First mentioned in a Scottish ballad book, Vederburns Complaint of Scotland, 1549. An oft-referenced version is "Child Ballad #39A" from The English and Scottish Popular Ballads, 1882-1898, by Francis James Child. The tale also appears in Scandinavia.

Retold by Elaine L. Lindy. ©2006.  All rights reserved.


FOOTNOTE:


The original story, considered ancient, is a staple in many folk tale collections. "In most folk tales," according to storyteller Nancy Schimmel, "the woman or girl plays a passive role, waiting to be rescued or, at most, helping her male rescuer by her special knowledge of her captor. Women with power tend to have secondary roles - wicked stepmother, fairy godmother."  Whereas in this story, Janet herself is the rescuer.

The character of Janet sometimes appears as "Margaret," "Lady Margaret," or "Burd Janet." The character of Thomalyn also appears as "Tam Lin," "Tam Line," "Tamlin," "Young Thomlin," "Thomalyn," or "Tam Lane."

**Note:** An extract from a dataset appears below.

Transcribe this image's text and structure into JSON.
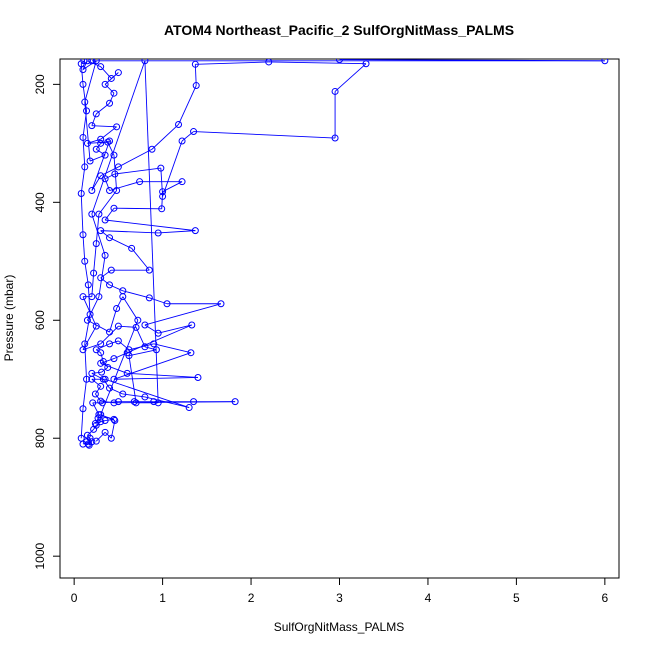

Our modern-day Halloween evolved from an ancient Celtic celebration on November 1st.  On that day, the Celtics celebrated a New Year that honored the sun god and Samhain (pronounced so-wane), the Lord of the Dead.  The night before, October 31st, was called Samhein Eve.  Over time, the Christians chose November 1 to honor Christians who died at the hands of the Romans.  In the first 200 years in American, many Protestant settlers rejected the holiday of Halloween along with other feasts on the calendar of the Roman Catholic Church.  Today Halloween is the second most profitable holiday to American business, second only to Christmas.